A morning news anchor in Los Angeles says Sen. Al Franken (D-Minn.) kissed and groped her without her consent in 2006 while he was headlining a show to entertain troops overseas.
In a post on 790 KABC, Leeann Tweeden said Franken, then a comedian, wrote a scene involving her and his character kissing, which he insisted needed to be rehearsed before the show. Despite her protests, Franken demanded, Tweeden wrote, and after agreeing to do it in order to have him “stop badgering me,” Franken “came at me, put his hand on the back of my head, mashed his lips against mine and aggressively stuck his tongue in my mouth.”
Tweeden said they were traveling back to Los Angeles and she fell asleep on a cargo plane in a flak vest and Kevlar helmet. When she later looked through photographs provided by a photographer, she saw a picture of Franken grabbing her chest while she was sleeping. The photo, which is embedded in Tweeden’s article, shows Franken smiling as he touches her breasts and poses for the camera.
I’ve decided it’s time to tell my story. #MeToohttps://t.co/TqTgfvzkZg
— Leeann Tweeden (@LeeannTweeden) November 16, 2017
“I couldn’t believe it. He groped me, without my consent, while I was asleep. I felt violated all over again. Embarrassed. Belittled. Humiliated,” Tweeden wrote, later adding: “You knew exactly what you were doing. You forcibly kissed me without my consent, grabbed my breasts while I was sleeping and had someone take a photo of you doing it, knowing I would see it later, and be ashamed.”
Shortly after Tweeden posted her accusation, Franken said he “shouldn’t have done” the photo but claims he remembered the rehearsal differently.

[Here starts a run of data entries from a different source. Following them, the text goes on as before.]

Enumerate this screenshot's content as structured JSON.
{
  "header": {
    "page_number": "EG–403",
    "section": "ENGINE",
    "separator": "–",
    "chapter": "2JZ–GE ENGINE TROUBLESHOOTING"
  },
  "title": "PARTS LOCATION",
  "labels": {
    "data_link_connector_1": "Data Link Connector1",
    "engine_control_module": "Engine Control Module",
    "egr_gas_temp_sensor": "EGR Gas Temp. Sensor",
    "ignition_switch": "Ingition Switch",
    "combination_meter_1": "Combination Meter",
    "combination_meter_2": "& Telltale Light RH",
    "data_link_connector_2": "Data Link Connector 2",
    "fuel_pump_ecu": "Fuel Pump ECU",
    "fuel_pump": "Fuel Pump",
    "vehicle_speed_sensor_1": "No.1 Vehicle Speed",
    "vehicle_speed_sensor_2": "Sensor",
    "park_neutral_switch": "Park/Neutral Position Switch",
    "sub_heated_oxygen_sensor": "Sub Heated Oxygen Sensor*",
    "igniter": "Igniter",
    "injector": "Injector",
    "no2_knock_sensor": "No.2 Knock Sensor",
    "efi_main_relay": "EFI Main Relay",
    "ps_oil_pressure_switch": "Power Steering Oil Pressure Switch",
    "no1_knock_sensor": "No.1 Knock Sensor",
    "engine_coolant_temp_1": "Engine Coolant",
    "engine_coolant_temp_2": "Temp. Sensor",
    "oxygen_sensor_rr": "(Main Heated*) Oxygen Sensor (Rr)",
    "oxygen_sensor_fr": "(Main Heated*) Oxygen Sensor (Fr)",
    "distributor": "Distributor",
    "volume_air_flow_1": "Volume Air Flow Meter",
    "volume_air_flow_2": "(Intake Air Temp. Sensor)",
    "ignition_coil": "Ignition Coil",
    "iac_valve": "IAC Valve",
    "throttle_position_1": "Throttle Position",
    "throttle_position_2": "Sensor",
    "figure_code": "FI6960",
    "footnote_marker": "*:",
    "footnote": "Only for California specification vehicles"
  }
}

“I certainly don’t remember the rehearsal for the skit in the same way, but I send my sincerest apologies to Leeann,” Franken said in a statement provided to the Daily Beast. “As to the photo, it was clearly intended to be funny but wasn’t. I shouldn’t have done it”
Tweeden wrote that she decided to share her story after listening to Rep. Jackie Speier (D-Calif.) talk about being sexually assaulted when she was a congressional aide.
You can read all of Tweeden’s account here.
Update 12:30pm CT, Nov. 16: In a second statement issued on Thursday, Franken further apologized to Tweeden and others.
“I respect women,” Franken said in a statement. “I don’t respect men who don’t. And the fact that my own actions have given people a good reason to doubt that makes me feel ashamed.”
NEW FRANKEN STATEMENT pic.twitter.com/c3puSkK9Ts
— Sam Stein (@samstein) November 16, 2017
Franken said there was “no excuse” for him to take the picture and called it “completely inappropriate.” Franken also repeated that he does not remember the rehearsal for the skit “as Leeann does.”
“It’s obvious how Leeann would feel violated by that picture. And what’s more, I can see how millions of other women would feel violated by it—women who have had similar experiences in their own lives, women who fear having those experiences, women who look up to men, women who have counted on me,” he wrote.
Franken said he would cooperate with an ethics investigation into his behavior.